On Wednesday 05 December 2007 13:46, Michael Thomas wrote:
[Who is apps-review, and why are they rejecting messages? If this is
intended as an apps area review where only Dave gets to post, that's
a problem.]
Dave Crocker wrote:
o A "Verifier" is the agent that verifies a message by checking the
actual signature against the message itself and the public key
published by the Alleged Signer. The Verifier also looks up the
Sender Signing Practices published by the domain of the Originator
Address if the message is not correctly signed by the Alleged
Originator.
Again: SSP is now not restricted to unsigned messages. It applies also
to a
potentially very large class of signed messages. In effect, SSP now
appears
to attempting to emulate SPF strictures of correlation among identity
fields.
If SSP is going to have any utility whatsoever, it cannot be defeated
by the mere act of signing a message from any random domain.

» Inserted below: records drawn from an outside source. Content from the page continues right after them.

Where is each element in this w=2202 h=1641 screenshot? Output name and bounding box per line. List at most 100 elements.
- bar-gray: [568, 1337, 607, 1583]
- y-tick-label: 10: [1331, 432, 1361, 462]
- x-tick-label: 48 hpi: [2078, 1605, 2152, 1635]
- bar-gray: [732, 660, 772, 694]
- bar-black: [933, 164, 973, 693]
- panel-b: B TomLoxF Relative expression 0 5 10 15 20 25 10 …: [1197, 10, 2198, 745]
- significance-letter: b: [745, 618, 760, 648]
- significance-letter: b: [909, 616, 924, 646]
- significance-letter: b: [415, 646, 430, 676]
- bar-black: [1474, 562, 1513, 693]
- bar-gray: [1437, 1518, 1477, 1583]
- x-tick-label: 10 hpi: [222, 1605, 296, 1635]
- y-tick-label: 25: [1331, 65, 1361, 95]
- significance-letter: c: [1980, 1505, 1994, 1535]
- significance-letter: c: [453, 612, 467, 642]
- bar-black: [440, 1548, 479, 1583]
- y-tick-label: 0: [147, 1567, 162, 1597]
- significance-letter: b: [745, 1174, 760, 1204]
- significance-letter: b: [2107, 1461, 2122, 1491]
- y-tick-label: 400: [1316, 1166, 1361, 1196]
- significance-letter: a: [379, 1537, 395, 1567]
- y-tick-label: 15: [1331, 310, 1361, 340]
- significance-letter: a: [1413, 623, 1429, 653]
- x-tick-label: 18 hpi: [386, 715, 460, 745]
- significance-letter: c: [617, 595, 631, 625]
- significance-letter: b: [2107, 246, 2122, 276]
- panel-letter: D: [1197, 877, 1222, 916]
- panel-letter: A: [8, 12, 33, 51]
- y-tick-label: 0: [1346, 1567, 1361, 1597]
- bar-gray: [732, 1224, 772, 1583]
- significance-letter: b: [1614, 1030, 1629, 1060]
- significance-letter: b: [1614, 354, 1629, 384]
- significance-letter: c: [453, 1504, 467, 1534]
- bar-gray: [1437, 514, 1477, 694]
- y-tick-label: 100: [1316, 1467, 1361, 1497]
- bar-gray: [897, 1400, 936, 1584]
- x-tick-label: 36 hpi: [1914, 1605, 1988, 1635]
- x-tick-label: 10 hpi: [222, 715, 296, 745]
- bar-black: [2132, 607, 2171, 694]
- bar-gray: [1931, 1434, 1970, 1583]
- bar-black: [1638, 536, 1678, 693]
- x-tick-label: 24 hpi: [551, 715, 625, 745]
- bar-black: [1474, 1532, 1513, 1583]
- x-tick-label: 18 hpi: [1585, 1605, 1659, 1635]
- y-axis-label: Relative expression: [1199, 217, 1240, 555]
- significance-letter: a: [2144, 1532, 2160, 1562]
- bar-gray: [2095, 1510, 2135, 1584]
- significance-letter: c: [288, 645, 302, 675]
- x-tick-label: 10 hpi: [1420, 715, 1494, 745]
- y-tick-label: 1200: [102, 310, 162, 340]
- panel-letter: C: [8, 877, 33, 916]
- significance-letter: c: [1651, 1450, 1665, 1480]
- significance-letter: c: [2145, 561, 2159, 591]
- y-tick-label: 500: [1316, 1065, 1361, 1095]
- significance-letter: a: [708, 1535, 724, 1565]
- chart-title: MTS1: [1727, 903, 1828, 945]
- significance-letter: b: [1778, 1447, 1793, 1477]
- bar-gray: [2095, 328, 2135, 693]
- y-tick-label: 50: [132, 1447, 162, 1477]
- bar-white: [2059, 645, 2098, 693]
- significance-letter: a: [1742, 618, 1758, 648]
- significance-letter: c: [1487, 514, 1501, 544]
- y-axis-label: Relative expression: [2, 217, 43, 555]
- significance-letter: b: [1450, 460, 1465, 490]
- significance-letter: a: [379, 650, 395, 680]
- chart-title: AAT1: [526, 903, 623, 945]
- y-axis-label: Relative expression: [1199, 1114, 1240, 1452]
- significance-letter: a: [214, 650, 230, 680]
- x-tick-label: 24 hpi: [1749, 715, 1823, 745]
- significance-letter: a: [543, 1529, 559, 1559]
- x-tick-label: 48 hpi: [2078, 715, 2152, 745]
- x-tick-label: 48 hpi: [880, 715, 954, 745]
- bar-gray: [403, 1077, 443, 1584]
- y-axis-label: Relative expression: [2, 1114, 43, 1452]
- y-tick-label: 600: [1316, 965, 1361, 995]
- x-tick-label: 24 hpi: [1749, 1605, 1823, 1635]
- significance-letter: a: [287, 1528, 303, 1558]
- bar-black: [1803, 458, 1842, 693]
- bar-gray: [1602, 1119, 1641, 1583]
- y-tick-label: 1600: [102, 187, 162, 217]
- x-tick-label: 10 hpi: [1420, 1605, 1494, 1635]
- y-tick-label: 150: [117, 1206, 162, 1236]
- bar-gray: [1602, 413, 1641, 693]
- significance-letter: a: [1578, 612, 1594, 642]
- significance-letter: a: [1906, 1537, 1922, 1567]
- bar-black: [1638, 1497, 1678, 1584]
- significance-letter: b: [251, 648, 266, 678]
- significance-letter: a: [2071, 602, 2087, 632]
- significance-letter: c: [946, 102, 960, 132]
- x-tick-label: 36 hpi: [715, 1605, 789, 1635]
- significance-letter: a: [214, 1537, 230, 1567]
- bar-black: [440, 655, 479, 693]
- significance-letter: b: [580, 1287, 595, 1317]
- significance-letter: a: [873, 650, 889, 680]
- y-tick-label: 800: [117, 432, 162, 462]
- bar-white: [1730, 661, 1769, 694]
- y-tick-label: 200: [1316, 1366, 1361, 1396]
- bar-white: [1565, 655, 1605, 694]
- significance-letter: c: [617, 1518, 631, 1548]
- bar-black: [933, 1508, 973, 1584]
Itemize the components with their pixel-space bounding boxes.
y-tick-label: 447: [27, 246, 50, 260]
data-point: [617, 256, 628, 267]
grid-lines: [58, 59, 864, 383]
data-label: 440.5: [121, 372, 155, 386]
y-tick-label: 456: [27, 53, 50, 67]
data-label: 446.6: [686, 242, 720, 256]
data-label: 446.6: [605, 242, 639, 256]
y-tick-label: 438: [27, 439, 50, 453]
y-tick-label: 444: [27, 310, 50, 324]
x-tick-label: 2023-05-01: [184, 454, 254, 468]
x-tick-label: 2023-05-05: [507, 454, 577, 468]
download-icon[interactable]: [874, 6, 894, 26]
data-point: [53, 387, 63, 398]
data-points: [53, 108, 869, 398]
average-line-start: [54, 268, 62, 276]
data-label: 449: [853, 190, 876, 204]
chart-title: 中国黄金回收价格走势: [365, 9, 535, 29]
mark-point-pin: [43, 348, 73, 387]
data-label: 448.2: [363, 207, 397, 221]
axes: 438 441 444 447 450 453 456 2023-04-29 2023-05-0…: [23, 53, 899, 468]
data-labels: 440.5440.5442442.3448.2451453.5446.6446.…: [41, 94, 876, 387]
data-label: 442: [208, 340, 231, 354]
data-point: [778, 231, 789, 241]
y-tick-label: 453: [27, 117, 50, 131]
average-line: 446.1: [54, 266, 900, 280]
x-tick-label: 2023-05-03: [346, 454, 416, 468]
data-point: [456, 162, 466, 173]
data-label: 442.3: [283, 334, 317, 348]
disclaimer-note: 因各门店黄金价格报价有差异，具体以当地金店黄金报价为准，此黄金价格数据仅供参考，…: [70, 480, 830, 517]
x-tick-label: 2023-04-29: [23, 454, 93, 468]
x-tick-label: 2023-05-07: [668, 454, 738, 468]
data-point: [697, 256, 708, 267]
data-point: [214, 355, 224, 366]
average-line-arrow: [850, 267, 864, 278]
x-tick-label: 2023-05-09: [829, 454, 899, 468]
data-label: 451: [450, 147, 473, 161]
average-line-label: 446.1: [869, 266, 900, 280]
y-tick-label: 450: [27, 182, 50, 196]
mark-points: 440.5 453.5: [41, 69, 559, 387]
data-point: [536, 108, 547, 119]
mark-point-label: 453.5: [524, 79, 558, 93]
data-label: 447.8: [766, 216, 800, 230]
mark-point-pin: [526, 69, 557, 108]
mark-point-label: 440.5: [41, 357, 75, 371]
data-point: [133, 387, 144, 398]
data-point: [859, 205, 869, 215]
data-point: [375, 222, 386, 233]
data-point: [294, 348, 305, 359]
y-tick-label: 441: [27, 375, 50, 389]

Period.
That would be completely and utterly useless, and a complete joke to
create such a specification. When a domain says that it signs all of
its mail, it means just that. It doesn't mean that maybe on every
third thursday that some other domain might sign the mail. It means
that the domain in question signs its own mail with its own
signatures. That means that you have to know which domain a piece of
mail is purporting to be from. The address chosen in the requirements
in RFC5016 is the rfc2822.From address. This was not controversial.
Why we're rehash that non-argument now is beyond me.
+1. It's pretty obvious that it has to be this way.